Hi,
I am looking into the code about(Previous version harvardnlp/seq2seq-attn)
local out = decoder_clones[t]:forward(decoder_input) local out_pred_idx = #out local next_state = {} table.insert(preds, out[out_pred_idx]) if opt.input_feed == 1 then table.insert(next_state, out[out_pred_idx]) end for j = 1, out_pred_idx-1 do table.insert(next_state, out[j]) end rnn_state_dec[t] = next_state end
Here is the details of input_feed.
’-input_feed’, true,
[[Feed the context vector at each time step as additional input]]
I have a question that, the code about input_feed ,
table.insert(next_state, out[out_pred_idx])
means the current time step attentional vector is fed as inputs to the next time steps?
and the
table.insert(next_state, out[j])
means the previous time steps attentional vectors are fed as inputs to the next time steps?
But if the input_feed= False, why only the previous time steps attentional vectors are fed as inputs to the next time steps?
This is correct.
The following loop:
for j = 1, out_pred_idx-1 do
table.insert(next_state, out[j])
end
actually prepares the next states of the LSTM, namely the cell and hidden states of each layer.
Thank you for reply.
Is the out
means the attentional hidden state (vectors) ?
So the the current time step attentional vector out[out_pred_idx]
is the source-side context vector.
The previous time steps attentional vectors are the target hidden state.
There is a simple concatenation layer to combine the information from both target hidden state and source-side context vector to produce an attentional hidden state out
.
In the past ,we only use the previous time steps attentional vectors.
In this Input-feeding Approach, we use the the source-side context vector as inputs to the next time steps, in other words, the whole attentional vectors(in the code).
out
is the output of the decoder at the current timesteps.
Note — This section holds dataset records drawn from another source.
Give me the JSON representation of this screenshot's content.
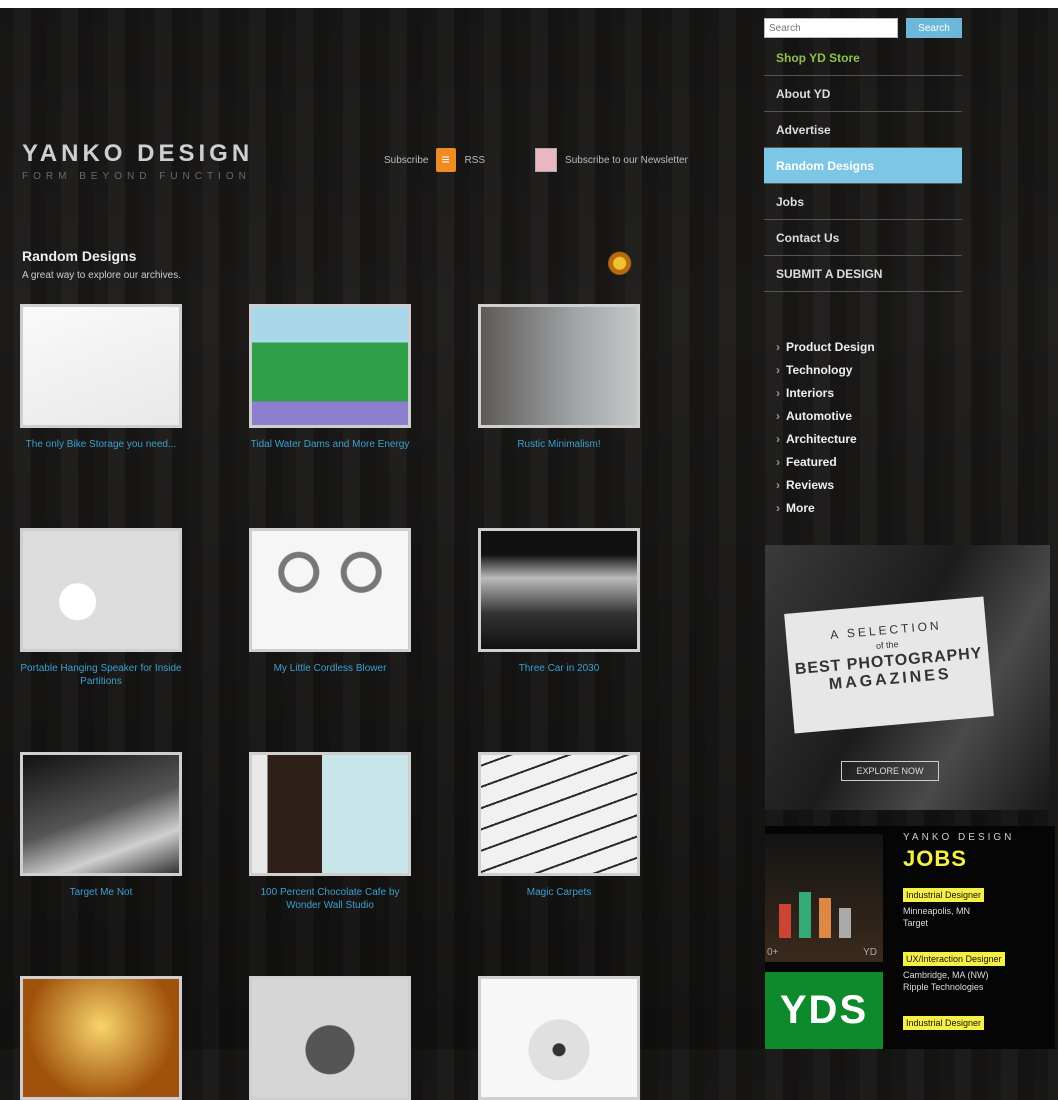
{
  "header": {
    "logo_main": "YANKO DESIGN",
    "logo_tagline": "FORM BEYOND FUNCTION",
    "subscribe_label": "Subscribe",
    "rss_label": "RSS",
    "newsletter_label": "Subscribe to our Newsletter"
  },
  "search": {
    "placeholder": "Search",
    "button_label": "Search"
  },
  "nav": {
    "items": [
      {
        "label": "Shop YD Store"
      },
      {
        "label": "About YD"
      },
      {
        "label": "Advertise"
      },
      {
        "label": "Random Designs"
      },
      {
        "label": "Jobs"
      },
      {
        "label": "Contact Us"
      },
      {
        "label": "SUBMIT A DESIGN"
      }
    ]
  },
  "categories": [
    "Product Design",
    "Technology",
    "Interiors",
    "Automotive",
    "Architecture",
    "Featured",
    "Reviews",
    "More"
  ],
  "main": {
    "title": "Random Designs",
    "subtitle": "A great way to explore our archives."
  },
  "designs": [
    {
      "caption": "The only Bike Storage you need...",
      "bg": "#f2f2f2"
    },
    {
      "caption": "Tidal Water Dams and More Energy",
      "bg": "#2f9f4a"
    },
    {
      "caption": "Rustic Minimalism!",
      "bg": "#8b8f92"
    },
    {
      "caption": "Portable Hanging Speaker for Inside Partitions",
      "bg": "#dcdcdc"
    },
    {
      "caption": "My Little Cordless Blower",
      "bg": "#f4f4f4"
    },
    {
      "caption": "Three Car in 2030",
      "bg": "#222222"
    },
    {
      "caption": "Target Me Not",
      "bg": "#2a2a2a"
    },
    {
      "caption": "100 Percent Chocolate Cafe by Wonder Wall Studio",
      "bg": "#c9c9c9"
    },
    {
      "caption": "Magic Carpets",
      "bg": "#efefef"
    },
    {
      "caption": "",
      "bg": "#c5821e"
    },
    {
      "caption": "",
      "bg": "#d0d0d0"
    },
    {
      "caption": "",
      "bg": "#f1f1f1"
    }
  ],
  "ad": {
    "line1": "A SELECTION",
    "line2": "of the",
    "line3": "BEST PHOTOGRAPHY",
    "line4": "MAGAZINES",
    "cta": "EXPLORE NOW"
  },
  "jobs": {
    "brand": "YANKO DESIGN",
    "title": "JOBS",
    "nav_prev": "0+",
    "nav_next": "YD",
    "yds_logo": "YDS",
    "listings": [
      {
        "role": "Industrial Designer",
        "location": "Minneapolis, MN",
        "company": "Target"
      },
      {
        "role": "UX/Interaction Designer",
        "location": "Cambridge, MA (NW)",
        "company": "Ripple Technologies"
      },
      {
        "role": "Industrial Designer",
        "location": "",
        "company": ""
      }
    ]
  }
}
It contains all the LSTM states (cell + hidden of each layer) and the output of the attention layer which is the “context vector”.
1 Like
Thank you for your patience.
I got it wrong.
And now I know that the out
is the concatenation of Ct and ht ,from the image in that paper.
One more question,
In the line 459 , decoder_clones[t]:training()
the model training.
Then in the line 466, local out = decoder_clones[t]:forward(decoder_input)
,got the output of the decoder.
Could you confirm my understanding?
Your understanding sounds correct.
Note that this line:
decoder_clones[t]:training()
only puts the decoder in “training” mode and does not compute anything.
I think I get it.
Thank you very much!